ZOOLOO'S BOOK TOUR | PARIAH'S LAMENT | RICHIE BILLING
Here we are again joing the fabulous Zooloo's book tours. This time it's for Pariah's Lament by Richie Billing.
When an attempt is made on the life of Ashara, Keeper of Yurr, his young, hapless advisor Edvar must uncover and stop those behind it.
With enemies in the capital city and the belligerent Tesh, Keeper of neighbouring nation Karrabar stirring trouble in the Borderlands, can Edvar hold together Ashara's brittle reign?
The troubles ripple throughout Yurr, affecting an ancient race of people known as the Amast, who in their time of utmost need, turn to pariah Isy for salvation. Rejected by society, kith and kin, can Isy guide the Amast to safety during the greatest turmoil Yurr has known since the War of the Damned?
Pariah's Lament will take you on a rollercoaster of an adventure ‘that will keep you spellbound as you traverse the world alongside Isy and Edvar’ (Books Behind The Title). And along the way you’ll experience ‘intense fighting scenes, a little romance and flawed characters’ (Sarah Lillian Books).
If you love to explore fantasy worlds, this book won’t disappoint. Part of a shared universe populated by other authors, the setting in Pariah’s Lament has proven a huge hit with readers, with some praising the ‘insane level of detail’ (The Book Suite) and vividness of its descriptions.
If fantasy on a grand scale is your cup of tea, then Pariah’s Lament may just be for you.
The story tells the story of Isy and Edvar. Two very different people from the opposite ends of society. One an outcast, one an advisor to the highest echelons of society.
Their paths meet when an ancient race of people called the Amast who in order to approach the Keeper of Yurr and help save them from a terrible blight that is affecting their people.
The story initially follows two main separate points of view (although there are others that at some point have an effect on the story in some way.
The book has some intricate world building, along with some good characters. Especially the character of Isy, who kidnapped from her home by the Amast in order to teach them the Yurrish language so that they can get aid for the devastation that is affecting their people. Throughout the story we come to learn that Isy is shunned by her people, including those that should accept her for what she is, due to some form of facial deformity. It seems that her face is affected by a blemish across her skin.
The other main character is Edvar, an advisor to the Keeper of Yurr, who is thrusted into the limelight after an assassination attempt on the Keeper.
Whilst the story has expansive themes of war and treachery, the tale itself is distilled into the two main characters finding their strength and determination despite the obstacles that they find thrown their way.

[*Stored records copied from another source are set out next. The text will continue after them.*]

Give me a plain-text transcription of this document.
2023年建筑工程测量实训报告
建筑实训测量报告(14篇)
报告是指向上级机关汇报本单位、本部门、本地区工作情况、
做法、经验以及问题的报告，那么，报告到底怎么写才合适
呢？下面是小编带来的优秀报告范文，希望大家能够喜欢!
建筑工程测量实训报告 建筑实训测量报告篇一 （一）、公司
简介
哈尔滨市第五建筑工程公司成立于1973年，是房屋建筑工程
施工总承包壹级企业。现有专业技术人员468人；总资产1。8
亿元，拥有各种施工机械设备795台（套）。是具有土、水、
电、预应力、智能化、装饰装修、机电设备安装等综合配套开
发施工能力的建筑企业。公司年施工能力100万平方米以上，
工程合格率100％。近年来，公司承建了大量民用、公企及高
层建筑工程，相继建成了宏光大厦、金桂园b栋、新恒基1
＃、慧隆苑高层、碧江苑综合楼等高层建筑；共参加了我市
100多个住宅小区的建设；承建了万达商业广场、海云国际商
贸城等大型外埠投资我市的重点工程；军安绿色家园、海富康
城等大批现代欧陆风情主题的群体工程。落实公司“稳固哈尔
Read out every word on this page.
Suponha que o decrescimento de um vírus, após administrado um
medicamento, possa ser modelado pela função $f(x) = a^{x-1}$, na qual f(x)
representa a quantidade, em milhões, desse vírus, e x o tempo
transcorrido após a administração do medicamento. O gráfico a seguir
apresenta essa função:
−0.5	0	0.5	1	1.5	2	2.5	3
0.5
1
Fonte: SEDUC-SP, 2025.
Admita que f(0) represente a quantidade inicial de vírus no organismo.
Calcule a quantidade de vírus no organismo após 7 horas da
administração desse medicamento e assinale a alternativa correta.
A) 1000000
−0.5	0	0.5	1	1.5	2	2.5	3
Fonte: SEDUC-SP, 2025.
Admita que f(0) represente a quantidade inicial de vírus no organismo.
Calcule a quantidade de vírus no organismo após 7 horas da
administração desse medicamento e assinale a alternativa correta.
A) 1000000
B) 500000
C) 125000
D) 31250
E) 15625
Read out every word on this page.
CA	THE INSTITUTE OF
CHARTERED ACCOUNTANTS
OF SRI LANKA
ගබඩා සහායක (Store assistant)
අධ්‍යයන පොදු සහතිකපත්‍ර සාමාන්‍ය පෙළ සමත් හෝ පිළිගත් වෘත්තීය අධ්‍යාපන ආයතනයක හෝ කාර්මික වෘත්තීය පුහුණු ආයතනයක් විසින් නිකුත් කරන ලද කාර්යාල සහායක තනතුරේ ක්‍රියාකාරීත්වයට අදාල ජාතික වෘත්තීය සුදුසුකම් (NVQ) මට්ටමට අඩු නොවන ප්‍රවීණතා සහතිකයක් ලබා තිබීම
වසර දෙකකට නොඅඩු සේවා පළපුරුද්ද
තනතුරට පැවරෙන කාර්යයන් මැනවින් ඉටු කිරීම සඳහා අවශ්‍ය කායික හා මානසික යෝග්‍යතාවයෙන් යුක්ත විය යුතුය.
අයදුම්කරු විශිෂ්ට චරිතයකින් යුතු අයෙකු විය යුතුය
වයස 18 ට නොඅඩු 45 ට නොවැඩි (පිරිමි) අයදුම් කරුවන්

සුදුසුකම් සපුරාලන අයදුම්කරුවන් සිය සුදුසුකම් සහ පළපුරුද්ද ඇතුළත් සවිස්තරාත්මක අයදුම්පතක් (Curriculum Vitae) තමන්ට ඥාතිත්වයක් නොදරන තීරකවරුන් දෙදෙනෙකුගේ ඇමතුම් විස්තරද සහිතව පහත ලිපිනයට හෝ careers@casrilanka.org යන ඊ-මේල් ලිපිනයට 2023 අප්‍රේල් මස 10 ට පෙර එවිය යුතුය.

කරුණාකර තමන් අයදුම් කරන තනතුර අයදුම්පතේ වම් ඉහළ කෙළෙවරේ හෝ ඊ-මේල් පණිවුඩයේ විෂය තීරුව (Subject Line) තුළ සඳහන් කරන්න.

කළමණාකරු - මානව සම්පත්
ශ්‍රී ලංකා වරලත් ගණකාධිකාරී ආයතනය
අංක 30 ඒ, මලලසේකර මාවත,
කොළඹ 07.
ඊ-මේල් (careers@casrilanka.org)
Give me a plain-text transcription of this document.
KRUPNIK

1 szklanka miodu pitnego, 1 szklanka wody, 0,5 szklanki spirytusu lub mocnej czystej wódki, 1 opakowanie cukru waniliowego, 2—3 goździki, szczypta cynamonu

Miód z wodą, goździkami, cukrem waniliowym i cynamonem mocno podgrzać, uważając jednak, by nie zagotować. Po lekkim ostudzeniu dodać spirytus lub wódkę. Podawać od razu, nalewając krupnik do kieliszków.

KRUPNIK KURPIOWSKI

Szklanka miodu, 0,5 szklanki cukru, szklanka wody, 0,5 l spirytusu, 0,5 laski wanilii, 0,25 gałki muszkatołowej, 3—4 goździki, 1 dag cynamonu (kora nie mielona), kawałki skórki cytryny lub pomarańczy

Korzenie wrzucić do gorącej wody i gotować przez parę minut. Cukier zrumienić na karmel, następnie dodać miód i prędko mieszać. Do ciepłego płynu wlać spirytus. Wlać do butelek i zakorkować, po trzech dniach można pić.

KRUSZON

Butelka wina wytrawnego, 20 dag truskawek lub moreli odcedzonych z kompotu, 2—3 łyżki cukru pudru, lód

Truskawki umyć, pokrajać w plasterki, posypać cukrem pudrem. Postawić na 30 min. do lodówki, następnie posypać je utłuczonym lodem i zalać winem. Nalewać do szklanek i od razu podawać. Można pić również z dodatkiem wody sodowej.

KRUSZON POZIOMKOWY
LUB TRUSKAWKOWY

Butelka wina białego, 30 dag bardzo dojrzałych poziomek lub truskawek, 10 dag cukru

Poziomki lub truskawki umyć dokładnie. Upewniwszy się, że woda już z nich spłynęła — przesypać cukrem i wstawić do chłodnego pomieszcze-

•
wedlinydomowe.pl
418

One of the main aspects of the book was the world building. It was very intricate and had a similar feeling to the anthropological themes that are taken up Steven Erikson in his Malazan series. I think that this mainly is due to the fact that not only is the book telling a story, it is establishing a thematic setting, and when I discovered that the book was set in a shared world that others can share too, this made sense to me.
The book is written in an interesting episodic manner rather than overarching chapters and has a kind of serialisation feel to it. Throughout these episodes, the spotlight is pointed to events and characters and how these will have an effect on the immediate story of the episode and the overarching storyline as a whole.
As a reader, I enjoyed this book. I liked the characters, the structure of the book and the world building.
Richie Billing writes all kinds of stories, but mostly fantasy fiction. His tales often explore real-world issues, zooming in on his characters and their troubles.
His short fiction has been widely published, with one story adapted for BBC radio. And his debut novel, an epic fantasy called Pariah's Lament, was published by Of Metal and Magic Publishing in March 2021.
Richie also hosts the podcast The Fantasy Writers’ Toolshed, a venture inspired by the requests of readers of his acclaimed craft book, A Fantasy Writers’ Handbook.
When not writing, Richie works as an editor and digital marketer and teaches creative writing both online and in his home city of Liverpool.
Most nights you can find him up into the early hours scribbling away or watching the NBA.